Che cos’è un’Olimpiade per un’atleta? «I primi Giochi per me sono stati un’esperienza bellissima, al di là dei due ori, ho mille ricordi in testa: l’approccio con il villaggio olimpico, la cerimonia di apertura, anche se l’ho vista solo in televisione perché avevo la gara il giorno dopo, la metropolitana di Londra, città in cui non ero mai stata, il clima di festa. Ma la cosa più bella è quando ci hanno consegnato a Roma il trolley con le tute, i vestiti, l’abito da cerimonia: ero commossa. Quel trolley è tutto rotto, è pieno di nastro adesivo e di cerotti, ma io continuo ad usarlo in giro per il mondo perché rappresenta la scatola dei sogni».

Elisa resta in silenzio, sta ripensando a quando si è aperta quella porta che si sarebbe dovuta chiudere quest’estate: «L’Olimpiade è il sogno di ogni sportivo, il momento cruciale della vita di un atleta, che va colto e vissuto fino in fondo anche se va male, ma con la tranquillità di aver dato il massimo». Dice di non sapere ancora cosa farà ma si capisce che ci tiene da morire a rivivere quell’esperienza: «Certo che ci spero, ma non solo per me: se si faranno i Giochi di Tokyo sarà come la luce in fondo al tunnel, un riscatto, il lieto fine di una storia terribile che ha sconvolto il mondo».

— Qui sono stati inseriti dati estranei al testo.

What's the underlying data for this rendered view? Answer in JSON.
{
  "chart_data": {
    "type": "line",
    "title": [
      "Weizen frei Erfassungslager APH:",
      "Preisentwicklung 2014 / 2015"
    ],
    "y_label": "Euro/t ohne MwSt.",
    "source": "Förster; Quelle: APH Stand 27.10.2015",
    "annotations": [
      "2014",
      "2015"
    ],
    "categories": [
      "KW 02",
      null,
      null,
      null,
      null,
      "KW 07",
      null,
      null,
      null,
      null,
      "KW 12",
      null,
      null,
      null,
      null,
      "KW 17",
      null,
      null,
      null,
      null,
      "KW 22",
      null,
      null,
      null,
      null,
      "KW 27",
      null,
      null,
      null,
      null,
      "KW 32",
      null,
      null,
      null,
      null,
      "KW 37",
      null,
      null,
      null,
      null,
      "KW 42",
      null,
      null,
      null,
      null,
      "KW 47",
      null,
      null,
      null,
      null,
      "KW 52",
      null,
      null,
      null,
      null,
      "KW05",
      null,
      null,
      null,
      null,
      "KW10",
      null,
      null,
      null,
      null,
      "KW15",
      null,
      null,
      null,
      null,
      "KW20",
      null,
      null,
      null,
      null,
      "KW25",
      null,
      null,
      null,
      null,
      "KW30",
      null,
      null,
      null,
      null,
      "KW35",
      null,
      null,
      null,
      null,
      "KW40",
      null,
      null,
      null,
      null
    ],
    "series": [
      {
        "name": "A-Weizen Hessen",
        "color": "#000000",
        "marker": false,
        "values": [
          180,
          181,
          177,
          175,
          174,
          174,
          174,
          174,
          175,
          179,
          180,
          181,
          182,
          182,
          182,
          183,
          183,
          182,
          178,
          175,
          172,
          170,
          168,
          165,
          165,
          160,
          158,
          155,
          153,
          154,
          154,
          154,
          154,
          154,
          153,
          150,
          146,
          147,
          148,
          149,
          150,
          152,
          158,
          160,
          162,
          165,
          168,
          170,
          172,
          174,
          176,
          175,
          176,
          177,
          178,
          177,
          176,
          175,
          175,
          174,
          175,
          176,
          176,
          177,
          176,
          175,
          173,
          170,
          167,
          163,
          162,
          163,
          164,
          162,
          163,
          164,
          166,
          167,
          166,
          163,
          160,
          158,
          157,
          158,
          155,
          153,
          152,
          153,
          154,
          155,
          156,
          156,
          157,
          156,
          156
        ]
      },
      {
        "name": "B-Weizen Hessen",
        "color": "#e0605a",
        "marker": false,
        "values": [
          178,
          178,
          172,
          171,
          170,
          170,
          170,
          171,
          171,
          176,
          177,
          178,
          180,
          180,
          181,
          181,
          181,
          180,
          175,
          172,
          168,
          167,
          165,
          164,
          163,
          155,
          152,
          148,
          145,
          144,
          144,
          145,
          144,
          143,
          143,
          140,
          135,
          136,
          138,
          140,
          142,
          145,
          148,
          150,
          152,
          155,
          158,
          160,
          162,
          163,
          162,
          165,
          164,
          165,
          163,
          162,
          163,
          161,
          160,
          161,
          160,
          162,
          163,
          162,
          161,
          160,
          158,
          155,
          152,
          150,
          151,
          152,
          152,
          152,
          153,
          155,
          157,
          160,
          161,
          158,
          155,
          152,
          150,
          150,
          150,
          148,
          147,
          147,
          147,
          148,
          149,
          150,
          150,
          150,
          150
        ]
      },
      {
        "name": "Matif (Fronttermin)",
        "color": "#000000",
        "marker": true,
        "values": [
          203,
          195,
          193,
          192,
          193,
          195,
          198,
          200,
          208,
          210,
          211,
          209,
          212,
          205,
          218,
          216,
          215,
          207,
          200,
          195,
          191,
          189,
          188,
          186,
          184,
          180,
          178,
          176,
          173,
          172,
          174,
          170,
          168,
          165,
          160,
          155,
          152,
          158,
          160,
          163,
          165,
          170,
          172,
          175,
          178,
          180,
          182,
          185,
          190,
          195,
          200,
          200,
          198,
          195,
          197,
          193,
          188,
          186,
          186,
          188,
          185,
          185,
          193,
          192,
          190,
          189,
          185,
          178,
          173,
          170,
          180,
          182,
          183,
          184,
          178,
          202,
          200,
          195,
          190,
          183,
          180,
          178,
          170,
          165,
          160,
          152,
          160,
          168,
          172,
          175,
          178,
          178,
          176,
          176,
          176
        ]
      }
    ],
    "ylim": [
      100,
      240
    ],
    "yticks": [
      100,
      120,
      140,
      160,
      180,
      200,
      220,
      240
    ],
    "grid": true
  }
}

Di Francisca con il figlio Ettore, tre anni, in uno scatto postato sul suo profilo Instagram

La vittoria che le è più cara però non è olimpica e nemmeno mondiale, è quella della prima gara che ha fatto: aveva 12 anni, campionato italiano giovanissimi a Rimini, a guardarla c’erano Ezio Triccoli, il suo maestro che aveva quasi ottant’anni, e sua madre. «Ricordo la fatica, ho una foto di quella giornata in cui si legge tutta la stanchezza della prima volta: la faccia bianca, le occhiaie. Quel ricordo vale di più di un oro olimpico perché mi ha fatto capire che potevo farcela, che avevo un futuro».

Mentre parliamo si sente Ettore, tre anni, che reclama la mamma. Non è previsto che resti figlio unico: «Dopo le Olimpiadi ci saremmo messi subito al lavoro, invece si rimanda tutto e questo mi dispiace». Le chiedo il perché di quel nome antico: «Adoro la mitologia, la prossima se sarà femmina si chiamerà Elena». E se fosse un maschio, Achille? «Direi proprio di no, mi sembra rischioso: con Ettore già in casa eviterei…». Una voce la chiama, questa volta è Ivan, il marito: «Chiudo con te la telefonata e stappiamo una bottiglia, tutto è rinviato e allora è tempo di vivere».